As the strong campaign forged on, Brown entered the Giants’ Top 30 Prospects list at No. 10 in August. And at season’s end, the Florida native led all full-season Minor Leaguers with a .346 average and a 1.060 OPS. His .623 slugging and .437 on-base percentage was best among all Giants batters. He also topped the system with 44 stolen bases in 50 attempts.

Brown puts a lot of effort into his fitness and nutrition, including building up his calf muscles to make him more of a threat on the basepaths. But it’s about more than the physical attributes that lead to his 70-grade speed. Ishikawa often asked the speedster about his mindset in a certain situation. And every time, Brown had a detailed explanation of his “craft.”

“He's a great blend of both a cerebral and a physically gifted runner,” said Haines. “A lot of times you'll see guys who are gifted runners just try to run with their raw speed. And then the guys who are smarter usually are slower. So he's such a great blend of being able to think about the situation, put a lot of the variables into the situation and then use his speed to take advantage of it.”

And while his bat and legs are certainly flashy enough to draw most of the attention, Brown is still most proud of his arm, which was his best tool as a kid and what eventually got him on the high school baseball team.

The 24-year-old spent time across the outfield last summer, mostly in left as he earned a promotion to Double-A on Aug. 25. But at that point, lingering knee discomfort couldn’t be ignored any longer.

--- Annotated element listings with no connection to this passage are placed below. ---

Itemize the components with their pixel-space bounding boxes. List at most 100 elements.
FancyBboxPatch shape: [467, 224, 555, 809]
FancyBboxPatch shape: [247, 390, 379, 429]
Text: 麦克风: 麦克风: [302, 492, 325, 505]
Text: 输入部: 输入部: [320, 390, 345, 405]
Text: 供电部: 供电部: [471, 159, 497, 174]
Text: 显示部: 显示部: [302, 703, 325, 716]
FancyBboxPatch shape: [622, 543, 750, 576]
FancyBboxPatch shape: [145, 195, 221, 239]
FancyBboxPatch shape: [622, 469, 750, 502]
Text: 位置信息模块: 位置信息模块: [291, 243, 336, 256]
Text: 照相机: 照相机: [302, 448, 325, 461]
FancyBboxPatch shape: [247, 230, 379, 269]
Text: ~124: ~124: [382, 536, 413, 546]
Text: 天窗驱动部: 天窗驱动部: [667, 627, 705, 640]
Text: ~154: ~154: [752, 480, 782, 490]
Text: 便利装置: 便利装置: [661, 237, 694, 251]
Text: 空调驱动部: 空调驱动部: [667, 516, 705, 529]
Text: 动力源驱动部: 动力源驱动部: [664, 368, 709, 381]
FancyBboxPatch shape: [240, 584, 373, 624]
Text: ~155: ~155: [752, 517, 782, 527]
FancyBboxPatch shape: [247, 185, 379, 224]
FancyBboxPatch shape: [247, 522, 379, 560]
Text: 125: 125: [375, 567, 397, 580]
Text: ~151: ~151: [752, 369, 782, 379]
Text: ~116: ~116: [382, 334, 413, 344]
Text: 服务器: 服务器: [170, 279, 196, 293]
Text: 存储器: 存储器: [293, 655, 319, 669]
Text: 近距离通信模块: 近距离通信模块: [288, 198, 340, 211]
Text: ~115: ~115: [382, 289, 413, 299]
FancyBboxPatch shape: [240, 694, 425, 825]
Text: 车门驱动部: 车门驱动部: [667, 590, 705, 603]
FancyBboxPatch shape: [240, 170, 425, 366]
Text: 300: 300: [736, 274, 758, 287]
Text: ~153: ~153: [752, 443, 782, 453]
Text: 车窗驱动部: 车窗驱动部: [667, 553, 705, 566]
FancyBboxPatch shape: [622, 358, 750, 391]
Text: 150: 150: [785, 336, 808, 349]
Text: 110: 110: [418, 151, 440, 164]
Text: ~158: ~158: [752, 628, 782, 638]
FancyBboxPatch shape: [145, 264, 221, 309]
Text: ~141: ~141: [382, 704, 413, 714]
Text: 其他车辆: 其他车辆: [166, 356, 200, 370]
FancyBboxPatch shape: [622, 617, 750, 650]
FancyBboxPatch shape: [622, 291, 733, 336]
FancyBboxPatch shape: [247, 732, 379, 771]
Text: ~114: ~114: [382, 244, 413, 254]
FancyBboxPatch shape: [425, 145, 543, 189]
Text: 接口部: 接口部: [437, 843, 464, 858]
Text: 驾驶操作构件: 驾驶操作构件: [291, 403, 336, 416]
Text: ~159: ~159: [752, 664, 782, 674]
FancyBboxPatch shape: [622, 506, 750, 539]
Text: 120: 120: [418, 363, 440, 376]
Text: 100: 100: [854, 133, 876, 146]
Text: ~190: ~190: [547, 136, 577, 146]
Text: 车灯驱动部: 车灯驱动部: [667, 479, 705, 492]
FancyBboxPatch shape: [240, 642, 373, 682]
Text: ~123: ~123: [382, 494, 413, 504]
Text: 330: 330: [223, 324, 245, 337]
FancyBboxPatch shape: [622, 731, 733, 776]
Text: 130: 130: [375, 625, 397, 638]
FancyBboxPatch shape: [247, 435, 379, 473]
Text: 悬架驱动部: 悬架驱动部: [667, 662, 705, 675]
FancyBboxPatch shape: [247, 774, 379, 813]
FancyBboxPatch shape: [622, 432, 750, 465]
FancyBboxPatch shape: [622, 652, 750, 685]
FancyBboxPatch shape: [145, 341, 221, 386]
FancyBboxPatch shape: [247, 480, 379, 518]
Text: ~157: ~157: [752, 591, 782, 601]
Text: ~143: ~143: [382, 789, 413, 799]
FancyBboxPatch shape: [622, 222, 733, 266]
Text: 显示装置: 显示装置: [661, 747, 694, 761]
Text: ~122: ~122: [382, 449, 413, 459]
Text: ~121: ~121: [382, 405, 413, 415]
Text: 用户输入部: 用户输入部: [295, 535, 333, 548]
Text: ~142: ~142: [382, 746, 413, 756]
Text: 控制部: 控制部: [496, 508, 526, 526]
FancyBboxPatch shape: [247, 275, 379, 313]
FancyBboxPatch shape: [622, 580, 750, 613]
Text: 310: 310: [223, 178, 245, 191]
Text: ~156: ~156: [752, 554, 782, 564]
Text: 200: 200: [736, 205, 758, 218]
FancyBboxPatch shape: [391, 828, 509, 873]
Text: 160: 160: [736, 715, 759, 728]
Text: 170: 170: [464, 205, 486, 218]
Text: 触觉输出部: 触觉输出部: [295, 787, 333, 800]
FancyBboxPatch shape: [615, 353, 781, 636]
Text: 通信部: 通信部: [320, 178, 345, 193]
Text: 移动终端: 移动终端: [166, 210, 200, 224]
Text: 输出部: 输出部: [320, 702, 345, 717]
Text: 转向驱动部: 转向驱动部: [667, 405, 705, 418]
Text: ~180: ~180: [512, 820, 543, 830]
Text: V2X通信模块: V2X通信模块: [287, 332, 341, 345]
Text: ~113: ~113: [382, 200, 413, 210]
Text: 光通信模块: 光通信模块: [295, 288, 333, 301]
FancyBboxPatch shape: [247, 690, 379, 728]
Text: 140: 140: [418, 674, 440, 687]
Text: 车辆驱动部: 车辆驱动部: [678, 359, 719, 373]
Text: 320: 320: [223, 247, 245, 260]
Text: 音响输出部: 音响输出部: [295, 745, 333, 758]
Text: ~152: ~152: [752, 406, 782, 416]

After two Richmond at-bats, Brown underwent cleanup surgery.

Brown was frustrated, especially because a lot of family members came to see him in the Eastern League. The procedure also meant he couldn’t play in the Arizona Fall League. But he got back to work rehabbing his knee and found silver linings in the people he worked with at the Giants' complex and even the Arizona weather.

After earning a non-roster invite to big league camp this spring, Brown gained more experience than his five Cactus League at-bats might indicate. He talked about staying healthy with Mitch Haniger, played catch with a weighted ball with Mike Yastrzemski and he talked outfield jumps with Austin Slater.

As Brown enters his third pro season with more hype than he’s ever had, two questions remain: Can he stay healthy? How will his bat handle upper-level pitching?

“It might take a couple years to get used to that upper level of pitching,” Haines said. “We've seen a lot of really talented players need to spend a couple years. But if he does to the upper levels what he did last year to the A-ball levels, I mean, he might force [Giants' GM] Farhan Zaidi and others' hands really, really fast.”

While Brown’s dream is to be up the Majors, he said his priority is staying healthy so he can continue to give his all, three seconds at a time.

“I want to go to sleep at night and be like, 'OK, I did what I could,'” he said. “And who knows, that ground ball in the 6 hole, you might be able to beat it out.”